Letters to the Editor – Teacher Task Force, Dallas ISD, school boards, school policies, free speech
Teachers are not paid enough
Re: “Abbott wants a task force for teachers – the group would try to identify problems and find solutions to the shortage of educators”, article from Tuesday Metro & Business.
I am not a professional who has no idea how to help with the teacher shortage. That said, I know it doesn’t take a task force to determine that teachers aren’t being paid enough for everything they do. They are not paid enough to face the ire of many parents who never cease to appreciate or understand the work they do. They are not paid enough to be a political issue. And they don’t get paid enough to deal with people wondering what books or programs should be used in the classroom.
Oh, and one more thought, why would a teacher/professor want to come and teach in a state that questions tenure?
Perri Brackett, Lewisville
The governor is the problem
As a retired teacher of 30 years, I really laughed out loud when I read that Governor Greg Abbott wanted to create a task force to identify the reasons why teachers quit.
Its response to the pandemic was not to mandate masks in schools, which left teachers and students vulnerable to a deadly disease. Additionally, his own attorney general sued school districts that needed masks.
He also signed a bill that tells teachers how to talk about current and historical racism. It caused so much confusion that an administrator in a training session told teachers they had to give two sides to every issue, including the Holocaust.
And for the grand finale, he asked teachers to report transgender children to child protective services for possible child abuse.
Abbott doesn’t need a task force. He just has to look in the mirror.
Deborah Gallagher, Cedar Hill
Mystifying DISD research method
Re: “How the search for the head of Dallas schools went off the rails – Hiring a company to search for the right superintendent was a mess from the start,” Tuesday editorials.
This editorial regarding the lack of propriety and competence of the Dallas ISD Board of Directors in the process of finding a new superintendent was spot on. I started shaking my head when you first reported that two recruitment firms had been hired. Two companies, really? A company running for the board with no track record in finding school superintendents?
And learning that the board failed to follow the most basic policies, screening potential companies through a formal request for proposals process, is even more disconcerting.
Carol Alspaugh Denton, Dallas
Watch PACs Targeting Trustees
Subject: “PACs Targeting School Boards – Backed by CRT, Book Fights, Conservative Groups Aim to ‘Take Back’ Texas School Trustee Seats,” Sunday news report.
To political action committees targeting school boards, I can only assume that your inability to respond to The Dallas Morning News request for interviews is your failure to provide factual information. I was hoping you would provide examples from your curriculum review of where and in which classes these ‘non-transparent’ subjects are taught and how teachers are inserting the policy into their lesson plans.
I am particularly interested in how critical race theory is introduced. Have your children come to you with concerns about political partisanship and inappropriate topics in the library book selection process? What facts do you discuss with them? What are your older children’s responses? Do you discuss the facts when you raise these topics with the school administration?

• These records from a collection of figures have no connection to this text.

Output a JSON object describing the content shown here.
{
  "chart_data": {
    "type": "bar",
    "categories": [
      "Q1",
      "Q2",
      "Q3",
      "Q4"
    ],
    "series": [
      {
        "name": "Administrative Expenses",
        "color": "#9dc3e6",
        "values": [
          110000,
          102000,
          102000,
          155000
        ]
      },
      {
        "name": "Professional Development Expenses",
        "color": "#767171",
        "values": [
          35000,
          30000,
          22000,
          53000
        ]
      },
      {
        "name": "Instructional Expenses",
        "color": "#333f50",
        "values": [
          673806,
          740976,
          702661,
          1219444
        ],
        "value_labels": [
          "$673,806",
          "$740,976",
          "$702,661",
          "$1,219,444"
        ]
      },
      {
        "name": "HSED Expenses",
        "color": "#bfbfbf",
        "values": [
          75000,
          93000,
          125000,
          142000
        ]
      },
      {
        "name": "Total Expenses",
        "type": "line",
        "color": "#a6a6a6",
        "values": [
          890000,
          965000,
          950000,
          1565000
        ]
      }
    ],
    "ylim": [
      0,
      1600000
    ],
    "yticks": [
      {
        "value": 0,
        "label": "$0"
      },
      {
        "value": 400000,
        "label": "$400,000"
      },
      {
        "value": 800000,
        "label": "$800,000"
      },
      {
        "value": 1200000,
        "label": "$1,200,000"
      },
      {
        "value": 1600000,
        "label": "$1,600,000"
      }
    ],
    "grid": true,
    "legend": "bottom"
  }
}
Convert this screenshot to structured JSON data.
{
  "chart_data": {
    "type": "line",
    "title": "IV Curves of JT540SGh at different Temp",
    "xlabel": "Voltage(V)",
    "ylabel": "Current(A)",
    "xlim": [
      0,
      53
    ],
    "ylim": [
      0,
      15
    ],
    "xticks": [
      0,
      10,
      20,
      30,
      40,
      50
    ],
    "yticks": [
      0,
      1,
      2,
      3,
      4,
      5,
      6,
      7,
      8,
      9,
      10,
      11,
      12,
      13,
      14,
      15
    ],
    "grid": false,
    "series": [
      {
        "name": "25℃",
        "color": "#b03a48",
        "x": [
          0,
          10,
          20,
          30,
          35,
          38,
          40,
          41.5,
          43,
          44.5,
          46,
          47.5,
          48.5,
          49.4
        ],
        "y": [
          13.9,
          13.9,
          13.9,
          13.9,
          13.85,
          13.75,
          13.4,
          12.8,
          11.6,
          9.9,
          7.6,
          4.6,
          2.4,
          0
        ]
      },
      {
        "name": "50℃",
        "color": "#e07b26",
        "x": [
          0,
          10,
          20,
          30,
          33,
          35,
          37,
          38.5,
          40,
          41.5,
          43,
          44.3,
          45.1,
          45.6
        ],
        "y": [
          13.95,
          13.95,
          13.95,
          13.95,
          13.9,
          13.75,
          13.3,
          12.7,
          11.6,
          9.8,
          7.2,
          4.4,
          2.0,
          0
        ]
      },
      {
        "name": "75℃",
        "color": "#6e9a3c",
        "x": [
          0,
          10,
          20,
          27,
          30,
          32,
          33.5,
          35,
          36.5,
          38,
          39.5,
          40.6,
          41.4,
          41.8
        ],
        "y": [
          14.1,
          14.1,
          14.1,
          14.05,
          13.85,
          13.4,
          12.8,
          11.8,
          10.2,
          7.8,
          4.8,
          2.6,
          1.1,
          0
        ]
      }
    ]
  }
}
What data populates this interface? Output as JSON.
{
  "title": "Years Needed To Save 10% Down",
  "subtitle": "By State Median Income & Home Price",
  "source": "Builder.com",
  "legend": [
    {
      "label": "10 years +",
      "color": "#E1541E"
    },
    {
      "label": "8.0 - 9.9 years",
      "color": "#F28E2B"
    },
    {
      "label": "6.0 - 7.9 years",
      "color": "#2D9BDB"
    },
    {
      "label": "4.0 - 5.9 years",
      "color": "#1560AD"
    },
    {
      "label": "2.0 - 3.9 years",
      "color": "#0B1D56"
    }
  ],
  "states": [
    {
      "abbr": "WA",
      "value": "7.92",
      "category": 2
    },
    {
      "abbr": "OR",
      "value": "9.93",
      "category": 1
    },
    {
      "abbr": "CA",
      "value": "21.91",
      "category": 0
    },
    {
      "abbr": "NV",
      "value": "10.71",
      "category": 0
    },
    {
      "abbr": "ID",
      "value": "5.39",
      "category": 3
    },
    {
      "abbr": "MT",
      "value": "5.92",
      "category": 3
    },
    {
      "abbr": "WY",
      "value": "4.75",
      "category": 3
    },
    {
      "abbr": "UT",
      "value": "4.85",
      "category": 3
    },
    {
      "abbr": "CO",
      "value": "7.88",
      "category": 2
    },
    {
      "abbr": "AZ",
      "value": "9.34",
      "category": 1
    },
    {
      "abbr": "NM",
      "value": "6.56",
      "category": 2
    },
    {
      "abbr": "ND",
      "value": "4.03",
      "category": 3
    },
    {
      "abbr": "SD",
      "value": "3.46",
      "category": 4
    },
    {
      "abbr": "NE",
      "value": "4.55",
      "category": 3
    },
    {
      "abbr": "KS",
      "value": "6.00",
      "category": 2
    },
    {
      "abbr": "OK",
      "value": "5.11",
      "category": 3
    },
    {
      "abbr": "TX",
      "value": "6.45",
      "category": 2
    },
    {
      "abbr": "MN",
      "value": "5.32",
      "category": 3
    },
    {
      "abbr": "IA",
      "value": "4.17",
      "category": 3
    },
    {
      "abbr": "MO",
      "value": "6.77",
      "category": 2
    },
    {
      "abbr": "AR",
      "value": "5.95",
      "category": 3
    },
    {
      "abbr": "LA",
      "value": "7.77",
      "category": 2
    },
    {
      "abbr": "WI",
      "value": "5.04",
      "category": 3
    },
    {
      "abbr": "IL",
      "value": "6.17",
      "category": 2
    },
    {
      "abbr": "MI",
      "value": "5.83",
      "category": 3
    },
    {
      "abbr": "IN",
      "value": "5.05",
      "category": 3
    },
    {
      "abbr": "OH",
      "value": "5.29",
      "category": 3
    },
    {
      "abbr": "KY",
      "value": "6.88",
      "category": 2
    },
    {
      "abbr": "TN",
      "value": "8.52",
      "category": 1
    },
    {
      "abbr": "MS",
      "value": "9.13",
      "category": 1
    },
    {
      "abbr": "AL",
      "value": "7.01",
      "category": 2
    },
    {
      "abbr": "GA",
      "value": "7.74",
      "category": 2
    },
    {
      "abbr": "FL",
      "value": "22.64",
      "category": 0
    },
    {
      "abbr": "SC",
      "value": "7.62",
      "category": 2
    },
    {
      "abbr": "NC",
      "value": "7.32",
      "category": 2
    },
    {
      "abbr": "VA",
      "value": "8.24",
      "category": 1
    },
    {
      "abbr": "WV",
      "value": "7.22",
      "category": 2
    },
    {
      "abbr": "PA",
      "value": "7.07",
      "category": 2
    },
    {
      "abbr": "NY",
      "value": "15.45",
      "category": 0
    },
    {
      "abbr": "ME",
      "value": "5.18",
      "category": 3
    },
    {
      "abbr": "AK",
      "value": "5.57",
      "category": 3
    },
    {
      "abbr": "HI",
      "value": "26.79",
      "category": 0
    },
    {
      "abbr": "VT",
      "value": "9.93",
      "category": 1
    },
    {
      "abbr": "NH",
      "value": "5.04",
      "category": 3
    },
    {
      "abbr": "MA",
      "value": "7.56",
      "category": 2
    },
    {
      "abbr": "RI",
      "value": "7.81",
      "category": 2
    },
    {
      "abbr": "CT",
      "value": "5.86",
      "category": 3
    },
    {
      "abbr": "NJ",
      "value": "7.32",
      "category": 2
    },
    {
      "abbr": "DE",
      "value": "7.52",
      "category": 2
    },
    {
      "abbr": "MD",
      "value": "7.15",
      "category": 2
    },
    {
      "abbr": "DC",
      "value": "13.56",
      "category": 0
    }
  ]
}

I urge The Dallas Morning News Education Lab to continue to research facts from these CCPs and school boards. CAPs may have won the hearts, but not the minds, of those who rely solely on facts, ma’am.
Nancy C. Mack, Carrollton
O’Rourke’s education policy needs work
No one would disagree with Beto O’Rourke that we should raise teacher salaries and improve educational standards in our Texas public schools. However, I question a few of his policy suggestions.
First, why would we fund our schools based solely on enrollment numbers and not on actual attendance? Why should we use taxpayers’ money to fund those who choose not to attend classes? That does not make any sense.
Second, O’Rourke said he would rescind the STAAR assessment test and that it should be used only as a diagnostic tool. So what will be used instead of STAAR? How will we be able to measure the academic success or failure of a student in several subjects?
This isn’t O’Rourke’s first political rodeo. If he plans to make education a key issue in his gubernatorial campaign, he needs to give voters a clear picture of how he will improve our public schools in Texas.
Kay Wrobel, Map
What went wrong during the UNT speech
Re: “Free speech is sacred – College should be a safe place for ideas, even those that are condemnable to applicants”, Monday editorials.
Jeff Younger and, to a lesser extent, the Young Conservatives of Texas have nothing valuable to offer to our cultural debate. The concept of free speech is that a person or organization cannot be punished by the government for what they say. It does not give carte blanche to all marginal actors to spit hatred with impunity.
What was uncivilized at the University of North Texas event was not the general reaction to Younger, but the content of his speech. For young conservatives in Texas to invite people like Younger to speak and then cry foul when informed students push back is disingenuous at best.
The Young Conservatives were probably betting on strong resistance to try to score “liberal property” points with what passes for conservatism in this country, rather than offering an exchange of ideas. History has had these types of people and movements in the past. If there’s one thing we know, it’s that if you give them an inch, they go a mile.
The ugliness of the episode at UNT rests solely and squarely on Younger and the young conservatives of Texas. It was good that they weren’t allowed to use the UNT to spread their brand of hate.